Она отвѣчала ему глазами, что раздѣляетъ его желаніе, и пожала ему руку. Онъ весь вспыхнулъ.
— Пойдемте тише, — проговорила Софья Николаевна, опираясь на руку Бориса — пусть ее спитъ, — прибавила она, указывая на Машу.
Всѣ тихо вышли изъ диванной, и Горшковъ притворилъ за собою дверь.
Лицо Абласова было очень оживлено, точно будто разговоръ съ Софьей. Николаевной развязалъ ему языкъ и всю его натуру.
Горшковъ, проходя сзади, удержалъ его на минуту и шепнулъ:
— Что ты, Пиѳагоръ, откуда у тебя медоточивая струя полилась?.
На это Абласовъ улыбнулся и отвѣчалъ:
— Барыня больно хороша.
Горшковъ догналъ Софью Николаевну съ Борисомъ.
Онъ сѣлъ за фортепіано, открылъ крышку и обмахнулъ платкомъ пыль съ клавишъ, къ которымъ уже болѣе полгода никто не прикасался.
Дрожащій, наивный звукъ издало старое добродушное фортепіано.
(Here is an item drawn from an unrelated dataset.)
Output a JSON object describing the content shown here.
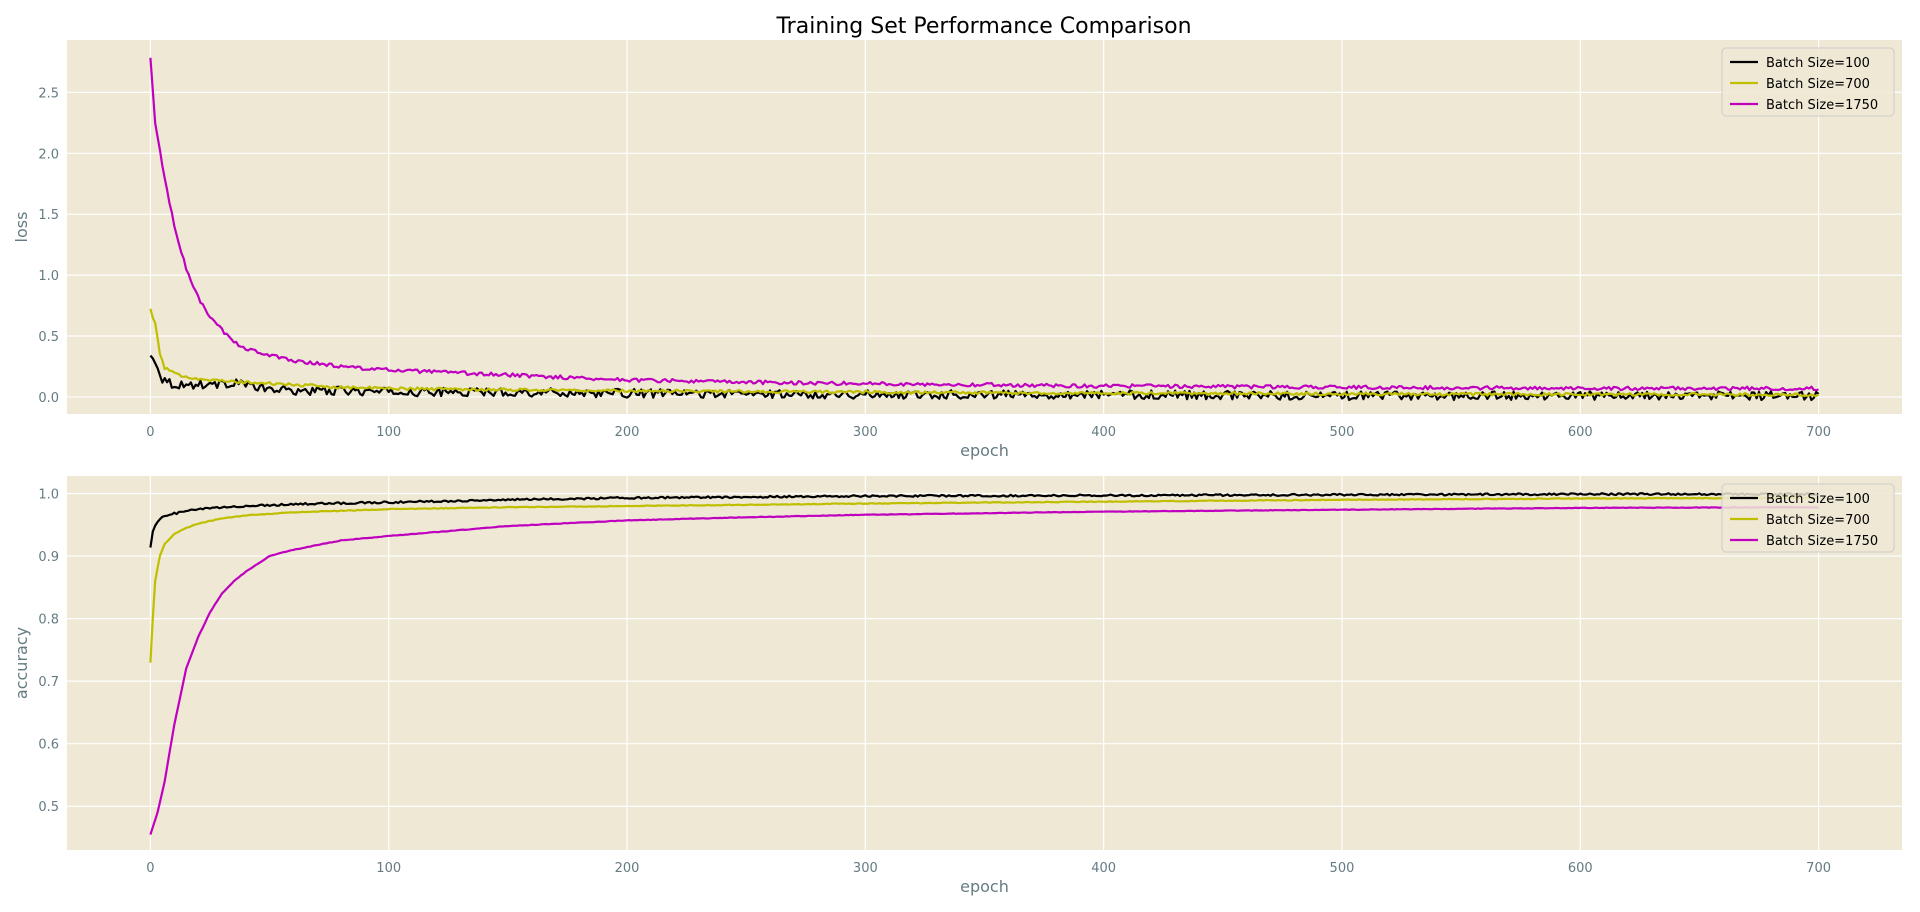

Этотъ звукъ, напоминая Моцартовскіе менуэты и сонаты Гайдена, напоминалъ бабушекъ въ робронахъ и пудренныхъ парикахъ…
— Какая древность! — произнесла Софья Николаевна, наклоняясь надъ фортепіано.
Горшковъ взялъ нѣсколько аккордовъ и заигралъ, заигралъ свое. Это была торжественная мелодія, но глубокая и страстная. Борисъ, слушая ее, перенесся душою къ образу отца, и ощутилъ новую грусть и новыя слезы… Онъ былъ растроганъ и весь ушелъ въ свою грусть, забылъ на мигъ то, что его окружало, забылъ и чудный голосъ, и сладкія рѣчи, и огненные глаза женщины, которая явилась послѣ смерти отца и такъ скоро, такъ всецѣло овладѣла его молодой натурой.
— Это ваше? — спросила Софья Николаевна, также тронутая, когда Горшковъ кончилъ.
— Да-съ, — отвѣчалъ онъ: — это мнѣ пришло дня три назадъ. Хочу теперь духовной музыкой заняться; я хорошенько надъ нею еще не задумывался, а такъ только, юлилъ вокругъ да около.
— Борисъ, не правда ли, какъ хорошо! — сказала Софья Николаевна, обратившись въ ту сторону, гдѣ онъ стоялъ.
Борисъ обернулся и встрѣтилъ ея взглядъ, на глазахъ его блестѣли слезы.
— Да, — чуть слышно промолвилъ онъ.
— А что бы вы спѣли что-нибудь? — проговорилъ Горшковъ: — вы, вѣдь, вѣрно поете, Софья Николаевна?
— Почему-же вы такъ увѣрены въ этомъ?